Of course, there’s the occasional snarky steward(ess) who gets tired of saying the same thing over and over, and embellishes things just a bit. I like those.

But back on point: the safety speech. One of the things that is always mentioned is that if you are traveling with a small child or other person who needs assistance, you are to place the oxygen mask over your own face first, before helping the other person.

I wish more people would pay attention to that bit. It’s really important. Not that I’ve ever, EVER been on a plane and had an oxygen mask fall from the ceiling and slap me in the face. Well, not literally, anyway. However, there are plenty of times every day that I am responsible for something. Sometimes it’s my job, sometimes the comfort and well-being of my family and dogs, sometimes I babysit. In each situation, though, one thing is constant: if I am not taken care of– physically, emotionally, mentally, whatever– then I am not able to offer the best of myself in my responsibilities. In fact, I am best able to take care of other things, when I feel cared for. Therefore, I consider it part of my responsibility to take excellent care of myself.

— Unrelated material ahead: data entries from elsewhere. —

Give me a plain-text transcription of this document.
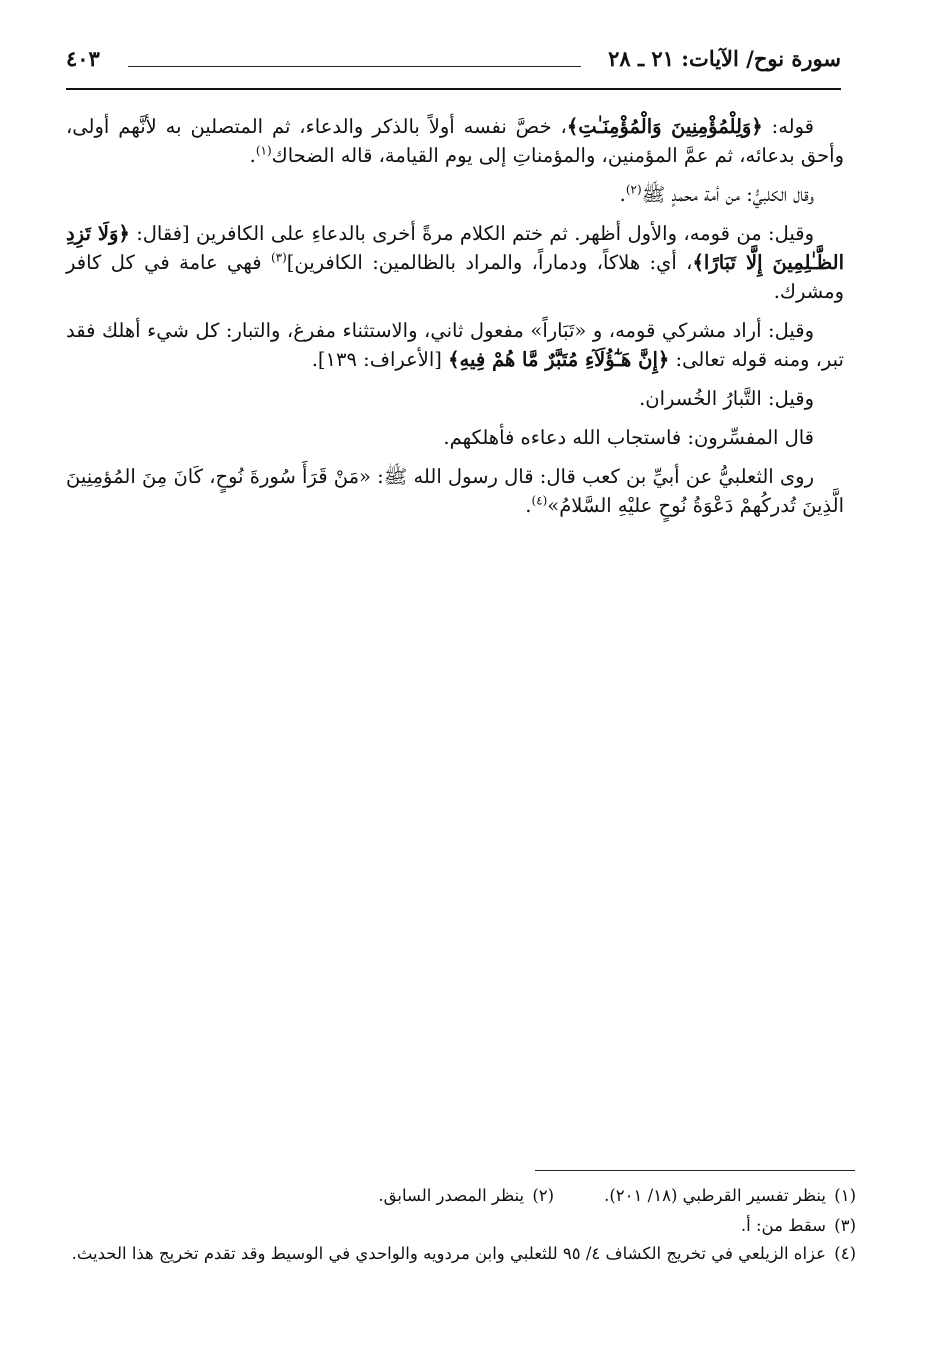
سورة نوح/ الآيات: ٢١ ـ ٢٨
٤٠٣

قوله: ﴿وَلِلْمُؤْمِنِينَ وَالْمُؤْمِنَـٰتِ﴾، خصَّ نفسه أولاً بالذكر والدعاء، ثم المتصلين به لأنَّهم أولى، وأحق بدعائه، ثم عمَّ المؤمنين، والمؤمناتِ إلى يوم القيامة، قاله الضحاك$^{(١)}$.

وقال الكلبيُّ: من أمة محمدٍ ﷺ$^{(٢)}$.

وقيل: من قومه، والأول أظهر. ثم ختم الكلام مرةً أخرى بالدعاءِ على الكافرين [فقال: ﴿وَلَا تَزِدِ الظَّـٰلِمِينَ إِلَّا تَبَارًا﴾، أي: هلاكاً، ودماراً، والمراد بالظالمين: الكافرين]$^{(٣)}$ فهي عامة في كل كافر ومشرك.

وقيل: أراد مشركي قومه، و «تَبَاراً» مفعول ثاني، والاستثناء مفرغ، والتبار: كل شيء أهلك فقد تبر، ومنه قوله تعالى: ﴿إِنَّ هَـٰٓؤُلَآءِ مُتَبَّرٌ مَّا هُمْ فِيهِ﴾ [الأعراف: ١٣٩].

وقيل: التَّبارُ الخُسران.

قال المفسِّرون: فاستجاب الله دعاءه فأهلكهم.

روى الثعلبيُّ عن أبيِّ بن كعب قال: قال رسول الله ﷺ: «مَنْ قَرَأَ سُورةَ نُوحٍ، كَانَ مِنَ المُؤمِنِينَ الَّذِينَ تُدركُهمْ دَعْوَةُ نُوحٍ عليْهِ السَّلامُ»$^{(٤)}$.

(١)ينظر تفسير القرطبي (١٨/ ٢٠١).
(٢)ينظر المصدر السابق.
(٣)سقط من: أ.
(٤)عزاه الزيلعي في تخريج الكشاف ٤/ ٩٥ للثعلبي وابن مردويه والواحدي في الوسيط وقد تقدم تخريج هذا الحديث.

This concept is so foreign to so many of us. I have to admit, it was years– YEARS– after that first solo flight with Squeaky that I really got the importance. Honestly, it came to me in stages, because as Americans, it is just drilled into us from childhood: You are to take care of your brother/sister/mother/friend/classmate, and in return, someone else will take care of you. You know what? That simply isn’t true.

I’m not saying that everyone is in this life for themselves, because there are plenty of kind, generous, amazing people that give of themselves all the time. The difference is, the ones who are capable of giving regularly and continuously are the ones who give to themselves FIRST. The ones that don’t burn out, because they run out of energy. As Honey says, “I no longer have f–ks to give.”

But so many people balk at this idea of taking care of themselves first. “But, Bear,” they say. “That’s selfish. I am not a selfish person. I have kids and pets and a job and a lawn that keeps growing. I don’t have time for me, because these things are so important.”

I agree, those other things are important and deserve your attention. So let’s back up a bit. “That’s selfish, and I am not a selfish person.” Did you realize there are two different kinds of selfish? There’s the kind where you put your own mask on before you assist your traveling companion, and there’s the kind where you take all of the masks away from other people to make sure you have access to at least one.  The first is caring for yourself so that you can offer yourself back. It is a sacred Selfish, because ultimately it is for the betterment of yourself and all those around you. The second is taking away from everyone else to cater to your insecurities. That’s the base selfish.

There is a fine line, sometimes, between being selfish, being Selfish, and being a martyr, and as American who have been trained from an early age that we are not to be selfish (of any kind) the whole concept can be confusing sometimes. The question I usually ask myself is, “Who truly benefits from this?” If the answer is “Me! and only me,” then it’s probably the smaller s. If the answer is, “Them, but see how I’m a better person, because I let them have all the stuff, and I have none?” I’m being a martyr. But if the answer is, “I feel cared for, and I have enough left over inside me that I can share, so we all benefit here,” well, that’s the one I’m aiming for. No matter how busy you are. No matter how many kids, pets, jobs, whatevers you have. That sweet spot is the Sacred Selfish.

That is the person I want to be: the one so overflowing with good things that it is easy and joyous for me to share my time, energy, and love. And when people take on all of their important and beautiful responsibilities, I suspect that’s what they want to be, too. And it’s possible, too, with just a little bit of forethought and a little bit of time for yourself. (It really doesn’t take that long to put on an oxygen mask.) So buckle up your seat belt, always put your own mask on first, and tray up, bitches! Let’s have an awesome flight together.